Tout de suite, sachant ce qu’il faisait, il lui présenta Silviane ; et il lui glissa qu’il remplaçait un ami près de cette dernière. Rosemonde, qui brûlait de connaître l’actrice, sans doute excitée par les bruits qui couraient sur elle d’extraordinaires fantaisies amoureuses, se calma, devint charmante.

— J’aurais été si heureuse, madame, de voir ce spectacle avec une artiste de votre mérite, que j’admire tant, sans avoir encore trouvé l’occasion de le lui dire.

— Oh ! mon Dieu ! madame, vous n’avez pas perdu grand’chose, en arrivant trop tard. Nous étions là-haut, à ce balcon, et je n’ai guère entrevu que des hommes qui en bousculaient un autre, voilà tout… Ça ne vaut pas la peine de se déranger.

— Enfin, madame, maintenant que la connaissance est faite, j’espère bien que vous me permettrez d’être votre amie.
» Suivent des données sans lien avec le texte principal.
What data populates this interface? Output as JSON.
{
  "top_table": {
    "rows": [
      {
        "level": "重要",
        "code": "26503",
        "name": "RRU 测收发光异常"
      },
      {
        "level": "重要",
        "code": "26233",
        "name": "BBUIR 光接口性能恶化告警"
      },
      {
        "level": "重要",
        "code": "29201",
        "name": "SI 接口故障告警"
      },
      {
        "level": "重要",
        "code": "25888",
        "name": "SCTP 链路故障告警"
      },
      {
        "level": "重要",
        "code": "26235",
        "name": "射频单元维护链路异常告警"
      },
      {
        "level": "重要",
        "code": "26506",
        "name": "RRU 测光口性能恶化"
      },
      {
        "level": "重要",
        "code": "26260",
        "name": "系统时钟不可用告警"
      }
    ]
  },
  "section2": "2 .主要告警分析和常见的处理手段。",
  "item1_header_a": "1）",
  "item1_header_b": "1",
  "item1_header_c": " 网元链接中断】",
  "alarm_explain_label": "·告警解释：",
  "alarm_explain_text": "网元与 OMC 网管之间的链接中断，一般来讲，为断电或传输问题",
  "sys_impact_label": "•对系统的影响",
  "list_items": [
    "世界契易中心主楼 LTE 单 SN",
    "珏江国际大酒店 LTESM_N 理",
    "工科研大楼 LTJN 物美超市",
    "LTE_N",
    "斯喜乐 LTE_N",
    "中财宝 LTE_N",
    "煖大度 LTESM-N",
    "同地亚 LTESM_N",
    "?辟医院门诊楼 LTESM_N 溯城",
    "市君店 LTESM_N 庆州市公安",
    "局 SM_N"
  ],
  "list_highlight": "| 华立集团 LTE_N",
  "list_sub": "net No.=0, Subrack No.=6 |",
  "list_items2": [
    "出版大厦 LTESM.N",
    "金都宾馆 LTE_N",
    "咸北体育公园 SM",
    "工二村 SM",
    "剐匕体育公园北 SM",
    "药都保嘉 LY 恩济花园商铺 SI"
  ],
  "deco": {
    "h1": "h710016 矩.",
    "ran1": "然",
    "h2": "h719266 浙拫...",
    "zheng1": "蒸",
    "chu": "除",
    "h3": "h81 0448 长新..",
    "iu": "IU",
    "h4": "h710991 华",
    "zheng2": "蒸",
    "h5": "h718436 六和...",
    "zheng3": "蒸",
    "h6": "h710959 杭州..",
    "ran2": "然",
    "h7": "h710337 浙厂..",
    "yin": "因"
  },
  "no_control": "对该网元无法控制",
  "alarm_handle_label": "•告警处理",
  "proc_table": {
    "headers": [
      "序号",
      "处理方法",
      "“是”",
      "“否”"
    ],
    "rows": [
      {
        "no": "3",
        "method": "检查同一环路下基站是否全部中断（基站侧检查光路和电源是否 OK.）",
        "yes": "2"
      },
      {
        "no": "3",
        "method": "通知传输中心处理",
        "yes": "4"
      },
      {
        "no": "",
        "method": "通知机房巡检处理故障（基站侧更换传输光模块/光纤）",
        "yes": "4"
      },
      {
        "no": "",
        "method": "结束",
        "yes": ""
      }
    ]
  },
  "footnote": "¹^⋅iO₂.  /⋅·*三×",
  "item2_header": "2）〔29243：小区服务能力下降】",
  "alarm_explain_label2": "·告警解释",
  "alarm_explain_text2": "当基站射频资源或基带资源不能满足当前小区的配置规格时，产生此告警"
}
— Certes, madame, mon amie, comme je serai moi-même flattée et enchantée d’être la vôtre.

La main dans la main, elles se souriaient, Silviane très grise, mais retrouvant son visage pur de vierge, Rosemonde enfiévrée d’une curiosité nouvelle, voulant goûter à tout, même à cela.

Dès lors, égayé, Dutheil n’eut plus que le désir de ramener Silviane chez elle, pour tâcher d’être payé de son obligeance. Il appela Massot qui arrivait, il lui demanda où il trouverait une station de voitures. Mais déjà Rosemonde offrait la sienne, expliquait que le cocher attendait dans une rue voisine, s’entêtait à vouloir remettre l’actrice, puis le député à leurs portes. Et celui-ci, désespéré, dut consentir.